Let's end up this article with a few words you can use to spice up your CTAs. These are words you can combine with the 18 CTA words above to maximize your conversion rates.

19. % or $

When you're promoting a discount, adding the offer itself into your CTA button is an awesome way to draw people in. "Save Now" isn't nearly as compelling as "Save 20% Now!". Adding numbers to your CTA makes your discount feel a little more tangible to your visitors.

20. Try

Like I mentioned in tip #17, the word "Try" is inviting because it feels low-commitment. Adding this to your free trial or free class offer CTA buttons is a good way to get people in the door.

21. Now

Calls-to-action are aptly named - they signify action, and adding "now" to your CTA buttons is an awesome way to reiterate that. Psychologically, they push visitors out of indifference (it's easy to ignore a CTA) and into a state of mind that they need to convert on your page - now.

22. Free

In today's world of ecommerce, every CTA button can feel like a purchase commitment. If your offer is at all free - think free trial, assessment, consultation, or what have you - this is a word you need to have in your CTA buttons, as it assures visitors there's no downside to clicking.

On top of that, people love free stuff - they have nothing to lose by clicking, so why not convert?

23. Save

This word should be a staple in your discount or offer CTAs.
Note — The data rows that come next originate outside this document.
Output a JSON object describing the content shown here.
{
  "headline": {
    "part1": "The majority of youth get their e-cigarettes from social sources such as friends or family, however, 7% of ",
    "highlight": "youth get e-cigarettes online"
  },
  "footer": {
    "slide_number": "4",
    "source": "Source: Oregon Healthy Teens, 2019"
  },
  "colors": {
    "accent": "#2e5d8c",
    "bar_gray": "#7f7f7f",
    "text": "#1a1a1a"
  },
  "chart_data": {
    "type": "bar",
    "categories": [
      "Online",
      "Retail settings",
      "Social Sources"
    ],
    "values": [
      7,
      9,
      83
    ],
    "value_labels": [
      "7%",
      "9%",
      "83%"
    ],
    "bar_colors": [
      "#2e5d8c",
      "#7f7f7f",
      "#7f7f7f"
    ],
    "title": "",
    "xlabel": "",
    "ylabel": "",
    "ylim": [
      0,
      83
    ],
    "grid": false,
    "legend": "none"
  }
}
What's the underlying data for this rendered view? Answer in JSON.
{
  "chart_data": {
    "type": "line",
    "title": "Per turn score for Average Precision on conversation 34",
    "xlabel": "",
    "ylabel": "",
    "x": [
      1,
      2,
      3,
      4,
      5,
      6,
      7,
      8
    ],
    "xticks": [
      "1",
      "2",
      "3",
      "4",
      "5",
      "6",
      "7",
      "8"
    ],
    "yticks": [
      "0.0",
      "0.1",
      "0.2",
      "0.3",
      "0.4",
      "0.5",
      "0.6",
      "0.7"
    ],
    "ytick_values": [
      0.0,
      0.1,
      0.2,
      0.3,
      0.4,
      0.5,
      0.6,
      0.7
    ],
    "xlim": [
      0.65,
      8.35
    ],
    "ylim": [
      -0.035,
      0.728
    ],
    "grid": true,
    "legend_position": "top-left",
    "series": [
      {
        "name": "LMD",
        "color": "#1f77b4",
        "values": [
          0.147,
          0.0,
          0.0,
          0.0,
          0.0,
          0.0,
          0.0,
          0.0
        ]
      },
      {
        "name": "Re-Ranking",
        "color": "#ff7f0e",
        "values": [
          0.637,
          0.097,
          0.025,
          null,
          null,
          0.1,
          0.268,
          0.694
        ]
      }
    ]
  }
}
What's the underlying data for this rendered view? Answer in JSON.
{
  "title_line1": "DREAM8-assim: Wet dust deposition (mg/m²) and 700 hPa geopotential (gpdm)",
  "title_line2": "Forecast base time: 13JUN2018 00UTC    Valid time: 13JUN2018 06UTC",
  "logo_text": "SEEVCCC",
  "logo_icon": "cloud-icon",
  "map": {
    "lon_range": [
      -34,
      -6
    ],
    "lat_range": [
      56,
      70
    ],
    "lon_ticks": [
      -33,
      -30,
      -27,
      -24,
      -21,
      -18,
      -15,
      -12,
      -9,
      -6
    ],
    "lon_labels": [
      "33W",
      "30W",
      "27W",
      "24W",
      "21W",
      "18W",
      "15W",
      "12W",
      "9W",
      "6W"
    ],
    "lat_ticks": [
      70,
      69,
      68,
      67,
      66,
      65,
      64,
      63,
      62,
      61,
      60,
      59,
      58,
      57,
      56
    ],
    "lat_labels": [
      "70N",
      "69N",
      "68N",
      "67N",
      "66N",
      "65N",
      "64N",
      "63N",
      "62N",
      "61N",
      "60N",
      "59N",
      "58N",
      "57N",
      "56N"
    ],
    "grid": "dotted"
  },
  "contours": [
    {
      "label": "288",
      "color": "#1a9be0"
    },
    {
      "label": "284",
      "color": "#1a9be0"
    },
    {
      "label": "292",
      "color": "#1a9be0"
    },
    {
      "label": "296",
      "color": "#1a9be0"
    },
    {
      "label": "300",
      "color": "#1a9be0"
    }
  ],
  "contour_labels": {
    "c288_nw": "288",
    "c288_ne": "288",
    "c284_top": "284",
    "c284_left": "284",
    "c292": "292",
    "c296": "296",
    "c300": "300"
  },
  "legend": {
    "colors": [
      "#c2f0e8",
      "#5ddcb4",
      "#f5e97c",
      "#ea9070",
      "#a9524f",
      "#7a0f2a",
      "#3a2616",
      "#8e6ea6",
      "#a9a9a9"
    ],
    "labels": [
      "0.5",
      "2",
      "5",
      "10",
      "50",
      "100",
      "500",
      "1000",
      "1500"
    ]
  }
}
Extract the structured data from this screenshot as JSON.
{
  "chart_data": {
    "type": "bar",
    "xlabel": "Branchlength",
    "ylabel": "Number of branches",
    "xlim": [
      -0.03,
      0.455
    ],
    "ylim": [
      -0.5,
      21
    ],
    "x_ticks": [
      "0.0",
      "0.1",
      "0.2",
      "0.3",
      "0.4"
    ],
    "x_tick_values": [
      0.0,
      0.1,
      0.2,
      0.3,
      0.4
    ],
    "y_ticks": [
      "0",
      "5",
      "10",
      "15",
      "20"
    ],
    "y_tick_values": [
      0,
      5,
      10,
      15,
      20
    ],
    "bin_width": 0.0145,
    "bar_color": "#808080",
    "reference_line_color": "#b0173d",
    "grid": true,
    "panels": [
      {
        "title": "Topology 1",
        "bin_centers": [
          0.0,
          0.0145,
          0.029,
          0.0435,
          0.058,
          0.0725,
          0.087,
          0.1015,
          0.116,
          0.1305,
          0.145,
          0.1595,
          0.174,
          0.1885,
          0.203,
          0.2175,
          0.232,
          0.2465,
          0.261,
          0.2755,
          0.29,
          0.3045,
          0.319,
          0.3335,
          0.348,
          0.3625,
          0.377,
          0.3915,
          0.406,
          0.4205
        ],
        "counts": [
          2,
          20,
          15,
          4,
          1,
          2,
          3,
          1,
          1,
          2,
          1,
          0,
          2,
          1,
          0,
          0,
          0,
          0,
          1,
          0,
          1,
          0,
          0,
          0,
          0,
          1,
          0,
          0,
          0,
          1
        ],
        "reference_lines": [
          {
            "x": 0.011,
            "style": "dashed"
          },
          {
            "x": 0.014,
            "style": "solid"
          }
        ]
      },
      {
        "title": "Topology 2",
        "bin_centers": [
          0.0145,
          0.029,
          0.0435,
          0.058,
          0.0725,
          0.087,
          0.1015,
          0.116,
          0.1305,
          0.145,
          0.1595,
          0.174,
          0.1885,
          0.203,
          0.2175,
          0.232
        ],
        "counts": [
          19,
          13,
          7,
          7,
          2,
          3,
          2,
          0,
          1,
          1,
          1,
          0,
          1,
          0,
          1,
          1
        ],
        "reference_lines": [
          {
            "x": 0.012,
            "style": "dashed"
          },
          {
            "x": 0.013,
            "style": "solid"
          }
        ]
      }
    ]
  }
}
Whether it's a sale or a % off coupon, you can use the word "save" to signal to visitors that they'll be saving money if they click, and missing out on potential savings if they don't. I prefer a CTA like "Save 10% Now" compared to something like "Get Coupon".

24. Me/My/You/Your

One thing that's common between most CTAs is that they can feel impersonal. Using pronouns or determiners like "me" or "my" can turn a CTA into a personal call-to-action, increasing a visitor's emotional or cognitive connection with your button. For example, "Download Ebook" pales in comparison to "Download My Free Ebook!".

25. Start/Stop

Words like "start" and "stop" are also great for CTAs. They work in a ton of contexts - for example, a gym might use "Start Changing Your Life" as an emotionally-driven CTA. The word "stop" can also be very powerful in the right contexts - for example, Wishpond might have a CTA for its popup tools that says "Stop Wasting My Website Traffic!".